The SEC has proposed repealing a 2024 Biden-era rule requiring public companies to disclose greenhouse gas emissions and climate-related financial risks. The agency argues the rule exceeds its legal authority and imposes unjustified costs on companies and shareholders. SEC Chairman Paul Atkins framed the repeal as preventing government overreach into corporate behavior.
The rule had already been paused amid legal challenges from business groups and Republican state attorneys general. Its repeal is part of a broader wave of environmental rollbacks under the Trump administration, which has weakened or eliminated regulations perceived as climate-friendly, revoked the scientific finding underpinning U.S. greenhouse gas regulation, and canceled billions in Biden-era environmental justice grants — actions EPA Administrator Lee Zeldin has described as the largest deregulatory effort in American history.
Critics, including environmental groups and Democratic senators, warn the move leaves investors without crucial data to assess climate-related financial risks. A 60-day public comment period will follow the proposal's publication in the Federal Register.
Australia is quietly leading a global revolution in home battery storage, with nearly 60% of all household-scale battery installations worldwide (excluding China) occurring there this financial year, roughly 415,000 units since July. Driven by a A$7.2bn government subsidy cutting upfront costs by 30%, the rollout has far exceeded forecasts, with over 1,000 batteries installed daily.
The impact is tangible: gas-fired generation fell 24% over one quarter as batteries increasingly absorb evening peak demand, contributing to benchmark electricity price drops of up to 10%. Industrial-scale battery capacity is also surging, with Australia trailing only China and the US.
Critics note the rollout disproportionately benefits wealthier homeowners, largely excluding renters. And despite its renewable energy gains, Australia remains a world-leading fossil fuel exporter, with the Albanese government having approved 36 new polluting developments since taking office, a contradiction that its battery revolution does nothing to resolve.

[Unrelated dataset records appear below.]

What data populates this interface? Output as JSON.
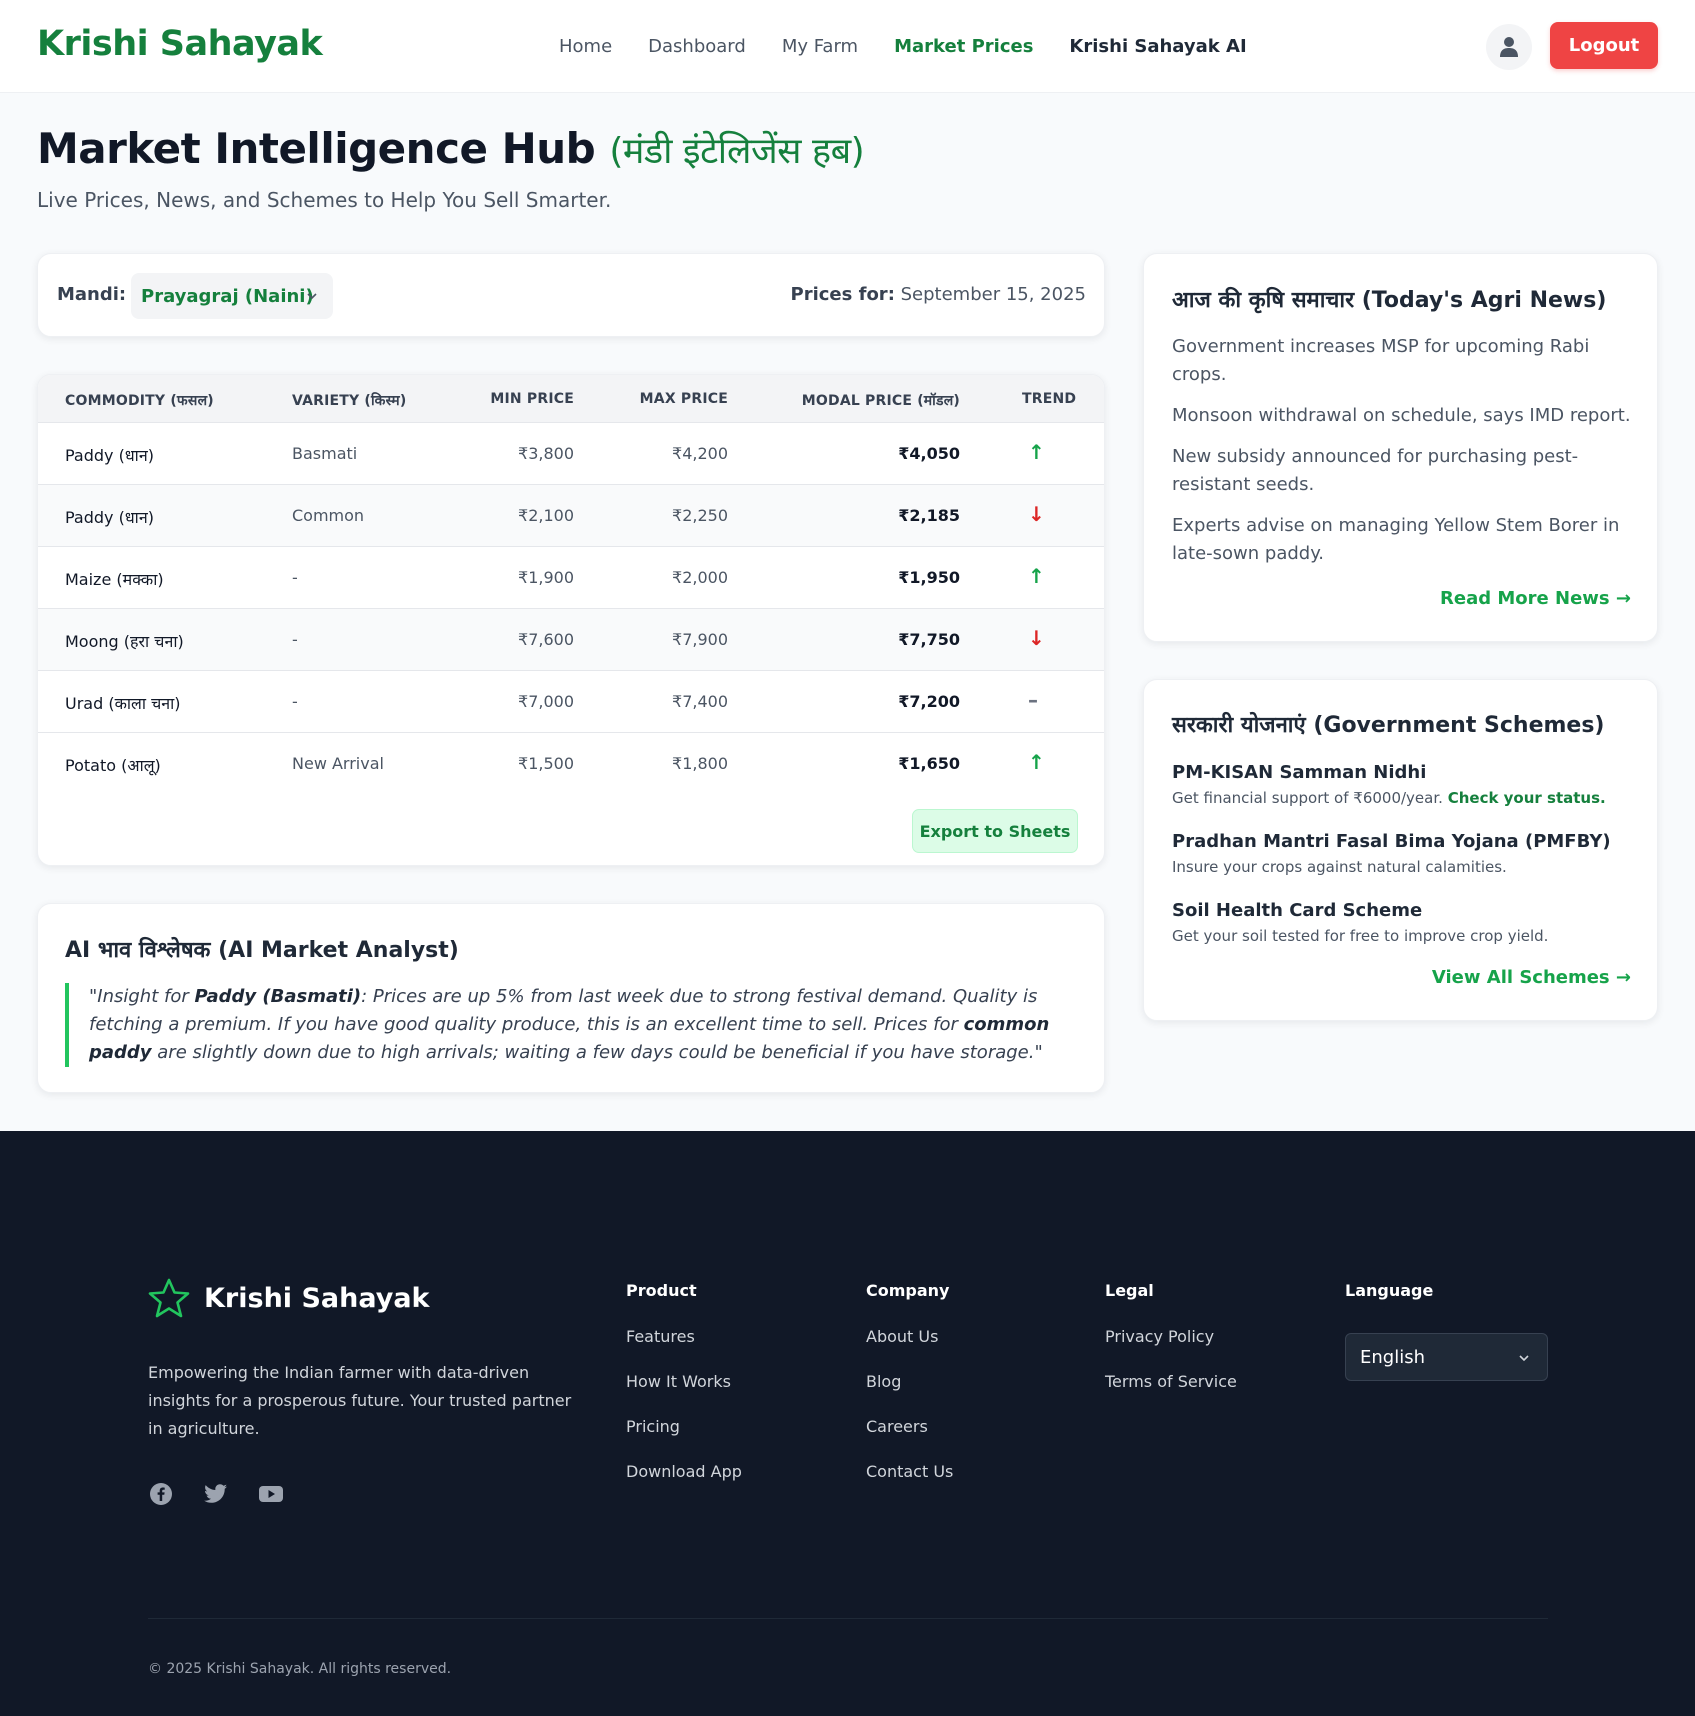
{
  "nav": {
    "brand": "Krishi Sahayak",
    "links": [
      "Home",
      "Dashboard",
      "My Farm",
      "Market Prices",
      "Krishi Sahayak AI"
    ],
    "active": "Market Prices",
    "logout_label": "Logout"
  },
  "header": {
    "title": "Market Intelligence Hub",
    "title_hindi": "(मंडी इंटेलिजेंस हब)",
    "subtitle": "Live Prices, News, and Schemes to Help You Sell Smarter."
  },
  "mandi": {
    "label": "Mandi:",
    "selected": "Prayagraj (Naini)",
    "prices_for_label": "Prices for:",
    "date": "September 15, 2025"
  },
  "table": {
    "columns": [
      "COMMODITY (फसल)",
      "VARIETY (किस्म)",
      "MIN PRICE",
      "MAX PRICE",
      "MODAL PRICE (मॉडल)",
      "TREND"
    ],
    "rows": [
      {
        "commodity": "Paddy (धान)",
        "variety": "Basmati",
        "min": "₹3,800",
        "max": "₹4,200",
        "modal": "₹4,050",
        "trend": "up",
        "trend_symbol": "↑"
      },
      {
        "commodity": "Paddy (धान)",
        "variety": "Common",
        "min": "₹2,100",
        "max": "₹2,250",
        "modal": "₹2,185",
        "trend": "down",
        "trend_symbol": "↓"
      },
      {
        "commodity": "Maize (मक्का)",
        "variety": "-",
        "min": "₹1,900",
        "max": "₹2,000",
        "modal": "₹1,950",
        "trend": "up",
        "trend_symbol": "↑"
      },
      {
        "commodity": "Moong (हरा चना)",
        "variety": "-",
        "min": "₹7,600",
        "max": "₹7,900",
        "modal": "₹7,750",
        "trend": "down",
        "trend_symbol": "↓"
      },
      {
        "commodity": "Urad (काला चना)",
        "variety": "-",
        "min": "₹7,000",
        "max": "₹7,400",
        "modal": "₹7,200",
        "trend": "flat",
        "trend_symbol": "–"
      },
      {
        "commodity": "Potato (आलू)",
        "variety": "New Arrival",
        "min": "₹1,500",
        "max": "₹1,800",
        "modal": "₹1,650",
        "trend": "up",
        "trend_symbol": "↑"
      }
    ],
    "export_label": "Export to Sheets"
  },
  "ai": {
    "title": "AI भाव विश्लेषक (AI Market Analyst)",
    "quote_open": "\"Insight for ",
    "quote_bold1": "Paddy (Basmati)",
    "quote_mid": ": Prices are up 5% from last week due to strong festival demand. Quality is fetching a premium. If you have good quality produce, this is an excellent time to sell. Prices for ",
    "quote_bold2": "common paddy",
    "quote_end": " are slightly down due to high arrivals; waiting a few days could be beneficial if you have storage.\""
  },
  "news": {
    "title": "आज की कृषि समाचार (Today's Agri News)",
    "items": [
      "Government increases MSP for upcoming Rabi crops.",
      "Monsoon withdrawal on schedule, says IMD report.",
      "New subsidy announced for purchasing pest-resistant seeds.",
      "Experts advise on managing Yellow Stem Borer in late-sown paddy."
    ],
    "link": "Read More News →"
  },
  "schemes": {
    "title": "सरकारी योजनाएं (Government Schemes)",
    "items": [
      {
        "name": "PM-KISAN Samman Nidhi",
        "desc": "Get financial support of ₹6000/year.",
        "link": "Check your status."
      },
      {
        "name": "Pradhan Mantri Fasal Bima Yojana (PMFBY)",
        "desc": "Insure your crops against natural calamities."
      },
      {
        "name": "Soil Health Card Scheme",
        "desc": "Get your soil tested for free to improve crop yield."
      }
    ],
    "link": "View All Schemes →"
  },
  "footer": {
    "brand": "Krishi Sahayak",
    "description": "Empowering the Indian farmer with data-driven insights for a prosperous future. Your trusted partner in agriculture.",
    "socials": [
      "facebook-icon",
      "twitter-icon",
      "youtube-icon"
    ],
    "columns": [
      {
        "title": "Product",
        "items": [
          "Features",
          "How It Works",
          "Pricing",
          "Download App"
        ]
      },
      {
        "title": "Company",
        "items": [
          "About Us",
          "Blog",
          "Careers",
          "Contact Us"
        ]
      },
      {
        "title": "Legal",
        "items": [
          "Privacy Policy",
          "Terms of Service"
        ]
      }
    ],
    "language_title": "Language",
    "language_selected": "English",
    "copyright": "© 2025 Krishi Sahayak. All rights reserved."
  },
  "colors": {
    "brand_green": "#15803d",
    "logout_red": "#ef4444",
    "footer_bg": "#111827"
  }
}
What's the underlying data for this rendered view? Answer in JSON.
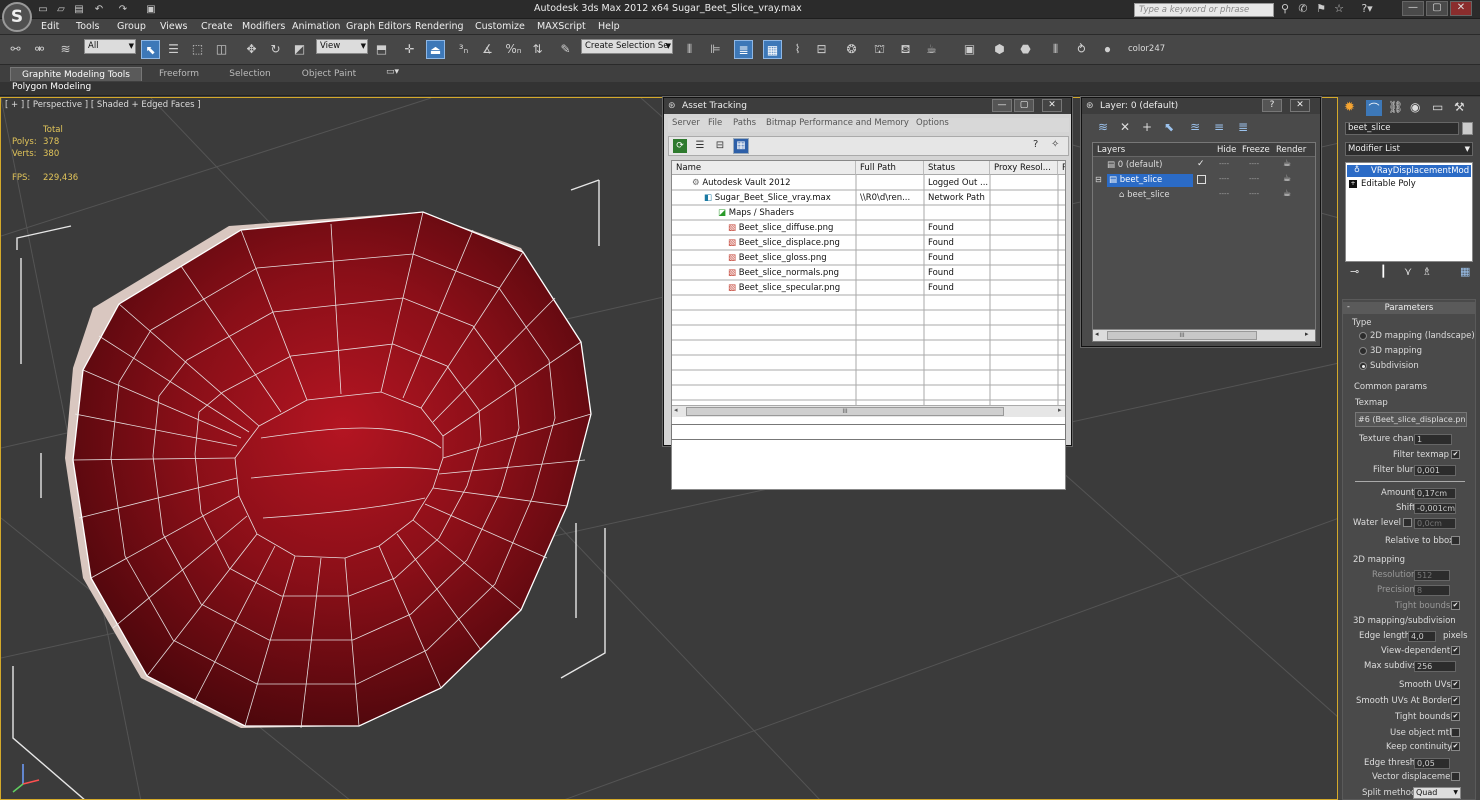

Climate change is making hailstorms significantly more destructive, with hailstones larger than a marble projected to increase by 38 to 47 percent by century's end depending on emissions trajectories. Warmer air generates more atmospheric energy and stronger updrafts, producing larger stones that fall faster and hit infrastructure harder.
The financial toll is already severe. Hail costs roughly $80 billion annually worldwide, and European hailstorms have increased 267 percent over the past five years, with record losses exceeding 5 billion euros in both 2022 and 2023. Solar panels, vehicles, and roofs are particularly vulnerable, with stones above five centimetres capable of causing widespread structural damage rather than patchable repairs.
While smaller hailstorms may actually decrease in frequency, experts warn that Europe, Canada, and Argentina face the steepest increases in large hail. Growing development in hail-prone areas means future losses will be shaped not just by climate, but by where and how people build.
Despite a bleak political climate, practical money-saving measures are quietly accelerating the green transition in ways that can outlast any election result.
ABN Amro, facing investor pressure to cut emissions, discovered homeowners wanted energy upgrades but were deterred by complexity and unreliable installers. The Dutch bank responded by partnering with 40 energy efficiency companies to offer a streamlined one-stop upgrade service, targeting 50,000 customers. In the UK, innovation charity Nesta tackled heat pump adoption by offering free installations to plumbers in their own homes, with 2,000 installers now enrolled and encouraging early results.
Green mortgages are gaining ground too. In Ireland, their share of new lending nearly tripled between 2020 and 2025, reaching 44 percent nationally and 61 percent at AIB, driven by lower interest rates for energy-efficient homes and reduced default risk for lenders.
Residential heating accounts for roughly 10 percent of global emissions, making these market-driven initiatives a meaningful, durable complement to top-down climate policy.
Soaring fuel prices are driving a surge in used EV sales in the US, with buyers increasingly finding that affordable pre-owned electric vehicles make straightforward financial sense. Used EV sales jumped 17% in the first four months of the year, even as new EV sales fell 27%.
The economics are compelling. Nearly 40% of used EVs on dealer lots are priced below $25,000, and the average used EV now costs only about $1,000 more than a comparable gas car, bringing the two close to price parity. Inventory is abundant, with 1.2 million EVs coming off lease over the next 18 months, many still under their original factory warranty.
The market has also matured beyond Tesla sedans. Available models have tripled since 2022, now exceeding 120, spanning trucks, SUVs, and luxury vehicles. Buyers who once dismissed EVs as too expensive or too niche are reconsidering, and dealerships report a noticeably broader, older demographic than in previous years.